🏆 KAIST Research Highlight 2018
Agile 3D Sketching with Air Scaffolding
Yongkwan Kim
Sang-Gyun An
Joon Hyub Lee
Seok-Hyung Bae
KAIST 2019 Annual R&D Report
KAIST Research Highlight of 2018
Every individual has probably dreamed of sketches popping out of a piece of paper and becoming real. This is a joyful dream for most people, but it is a dire necessity for field designers. “3D sketching” is a technique that fills in the “missing link” between the 2D drawings and 3D shapes. Designers can use 3D sketching to “directly draw” a 3D shape as if using a pen and paper, without using complex 3D CAD modeling software. Professor Seok-Hyung Bae’s team at the Department of Industrial Design developed a novel 3D sketching technique called “air scaffolding,” in which designers quickly express 3D shapes by using their sense of space and natural hand motions to use them as “3D rough sketches.” This study, titled “Agile 3D sketching with air scaffolding,” won the Best Paper Award at ACM CHI 2018, one of the most prestigious and the largest academic conference in the field of human-computer interaction (HCI).
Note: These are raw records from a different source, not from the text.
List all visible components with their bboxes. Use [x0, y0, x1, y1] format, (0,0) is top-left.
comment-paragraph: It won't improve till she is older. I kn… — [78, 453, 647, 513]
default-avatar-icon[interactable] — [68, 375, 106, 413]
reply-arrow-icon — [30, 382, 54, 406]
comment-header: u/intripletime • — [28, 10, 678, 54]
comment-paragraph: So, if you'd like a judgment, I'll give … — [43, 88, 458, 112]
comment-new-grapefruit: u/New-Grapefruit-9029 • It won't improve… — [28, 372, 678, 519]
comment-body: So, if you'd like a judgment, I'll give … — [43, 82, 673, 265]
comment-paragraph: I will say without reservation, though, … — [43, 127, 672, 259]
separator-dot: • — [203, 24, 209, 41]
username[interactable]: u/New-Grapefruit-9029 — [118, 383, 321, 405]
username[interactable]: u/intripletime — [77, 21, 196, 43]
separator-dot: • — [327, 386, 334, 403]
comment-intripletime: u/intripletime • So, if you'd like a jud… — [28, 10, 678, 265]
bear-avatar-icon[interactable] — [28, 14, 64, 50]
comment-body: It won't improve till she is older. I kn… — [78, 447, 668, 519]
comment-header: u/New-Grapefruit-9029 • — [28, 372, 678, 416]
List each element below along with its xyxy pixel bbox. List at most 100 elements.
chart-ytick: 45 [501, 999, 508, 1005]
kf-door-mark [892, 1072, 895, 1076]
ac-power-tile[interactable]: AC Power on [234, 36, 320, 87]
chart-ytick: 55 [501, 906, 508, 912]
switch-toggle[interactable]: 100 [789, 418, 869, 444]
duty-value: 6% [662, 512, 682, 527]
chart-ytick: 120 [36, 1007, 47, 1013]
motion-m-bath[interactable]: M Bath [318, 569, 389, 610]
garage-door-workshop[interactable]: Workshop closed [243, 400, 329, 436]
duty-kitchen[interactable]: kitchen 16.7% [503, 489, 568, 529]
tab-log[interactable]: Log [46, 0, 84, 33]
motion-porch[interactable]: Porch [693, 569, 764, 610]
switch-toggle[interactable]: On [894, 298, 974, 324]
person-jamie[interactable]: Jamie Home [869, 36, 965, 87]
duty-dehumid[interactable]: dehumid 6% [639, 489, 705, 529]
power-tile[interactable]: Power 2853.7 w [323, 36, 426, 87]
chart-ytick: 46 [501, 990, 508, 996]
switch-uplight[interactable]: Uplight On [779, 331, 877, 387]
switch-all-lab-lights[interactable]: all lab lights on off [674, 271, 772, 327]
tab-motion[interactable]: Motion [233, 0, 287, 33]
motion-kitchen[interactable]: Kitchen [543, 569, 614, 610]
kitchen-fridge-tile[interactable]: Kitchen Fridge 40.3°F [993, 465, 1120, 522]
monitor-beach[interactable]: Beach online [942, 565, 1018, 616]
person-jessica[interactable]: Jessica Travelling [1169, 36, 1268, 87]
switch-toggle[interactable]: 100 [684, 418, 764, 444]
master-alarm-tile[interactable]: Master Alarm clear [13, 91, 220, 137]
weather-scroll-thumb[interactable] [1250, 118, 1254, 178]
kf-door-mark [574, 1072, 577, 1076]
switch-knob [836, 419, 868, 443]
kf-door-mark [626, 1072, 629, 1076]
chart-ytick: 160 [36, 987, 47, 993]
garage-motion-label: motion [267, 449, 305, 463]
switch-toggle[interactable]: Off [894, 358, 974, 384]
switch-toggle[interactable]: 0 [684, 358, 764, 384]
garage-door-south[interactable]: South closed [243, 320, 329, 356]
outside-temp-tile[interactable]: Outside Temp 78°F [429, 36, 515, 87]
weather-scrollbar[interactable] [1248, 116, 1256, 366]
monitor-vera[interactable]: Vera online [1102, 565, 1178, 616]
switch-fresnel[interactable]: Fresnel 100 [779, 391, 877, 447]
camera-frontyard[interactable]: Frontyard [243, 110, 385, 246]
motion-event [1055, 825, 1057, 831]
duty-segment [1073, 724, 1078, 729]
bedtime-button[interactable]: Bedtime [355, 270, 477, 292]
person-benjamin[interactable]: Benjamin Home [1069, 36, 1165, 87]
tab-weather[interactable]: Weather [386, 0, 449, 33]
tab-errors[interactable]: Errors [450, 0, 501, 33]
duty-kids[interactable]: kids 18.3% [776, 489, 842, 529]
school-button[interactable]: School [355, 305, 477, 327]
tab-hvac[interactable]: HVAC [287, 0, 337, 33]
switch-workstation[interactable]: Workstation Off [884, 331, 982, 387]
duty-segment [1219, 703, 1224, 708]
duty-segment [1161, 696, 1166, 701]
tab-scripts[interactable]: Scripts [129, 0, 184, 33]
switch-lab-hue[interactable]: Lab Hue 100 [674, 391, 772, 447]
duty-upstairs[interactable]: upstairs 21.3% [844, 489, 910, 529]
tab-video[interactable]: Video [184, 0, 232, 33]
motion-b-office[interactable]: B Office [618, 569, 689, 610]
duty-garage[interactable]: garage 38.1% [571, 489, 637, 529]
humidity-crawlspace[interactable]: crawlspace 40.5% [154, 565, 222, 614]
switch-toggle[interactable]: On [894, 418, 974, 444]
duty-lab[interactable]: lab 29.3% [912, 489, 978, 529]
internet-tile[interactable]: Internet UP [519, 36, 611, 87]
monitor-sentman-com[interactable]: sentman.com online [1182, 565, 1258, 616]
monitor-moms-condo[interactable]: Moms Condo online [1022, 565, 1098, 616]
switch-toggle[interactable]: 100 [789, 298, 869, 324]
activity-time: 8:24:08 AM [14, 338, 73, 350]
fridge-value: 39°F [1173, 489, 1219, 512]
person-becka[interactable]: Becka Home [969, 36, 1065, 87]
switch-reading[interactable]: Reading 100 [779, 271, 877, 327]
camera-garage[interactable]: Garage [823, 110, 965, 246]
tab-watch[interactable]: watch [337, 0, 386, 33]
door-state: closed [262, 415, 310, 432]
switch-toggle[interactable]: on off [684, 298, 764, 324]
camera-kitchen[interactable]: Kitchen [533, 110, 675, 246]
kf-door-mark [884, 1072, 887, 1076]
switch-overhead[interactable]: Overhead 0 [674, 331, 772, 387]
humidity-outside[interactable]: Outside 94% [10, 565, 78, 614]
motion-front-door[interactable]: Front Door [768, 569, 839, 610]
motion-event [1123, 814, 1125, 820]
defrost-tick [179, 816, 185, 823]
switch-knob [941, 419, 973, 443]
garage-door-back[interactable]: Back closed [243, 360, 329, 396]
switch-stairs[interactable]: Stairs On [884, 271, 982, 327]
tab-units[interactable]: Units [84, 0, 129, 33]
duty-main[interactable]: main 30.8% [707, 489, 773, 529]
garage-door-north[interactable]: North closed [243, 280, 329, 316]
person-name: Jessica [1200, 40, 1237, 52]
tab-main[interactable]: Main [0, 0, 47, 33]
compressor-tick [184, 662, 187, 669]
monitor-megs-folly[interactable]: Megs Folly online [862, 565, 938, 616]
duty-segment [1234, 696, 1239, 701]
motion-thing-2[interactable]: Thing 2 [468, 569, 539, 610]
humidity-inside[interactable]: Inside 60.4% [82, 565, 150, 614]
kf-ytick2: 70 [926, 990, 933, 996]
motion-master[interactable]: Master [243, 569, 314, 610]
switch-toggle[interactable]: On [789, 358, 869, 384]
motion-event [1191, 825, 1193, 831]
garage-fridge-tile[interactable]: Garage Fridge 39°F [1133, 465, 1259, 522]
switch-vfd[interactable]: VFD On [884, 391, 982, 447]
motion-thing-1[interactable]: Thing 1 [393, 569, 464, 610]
It was ranked among the top 1% of all submissions (over 2,500) to the conference. In addition to enhancing the applicability of 3D sketching to design practice, the new technology developed by Professor Bae’s team is expected to usher in an era where all of us can easily express and share ideas in 3D, and it will further contribute to more rapid and flexible manufacturing innovations by being combined with smart production technology such as 3D printing.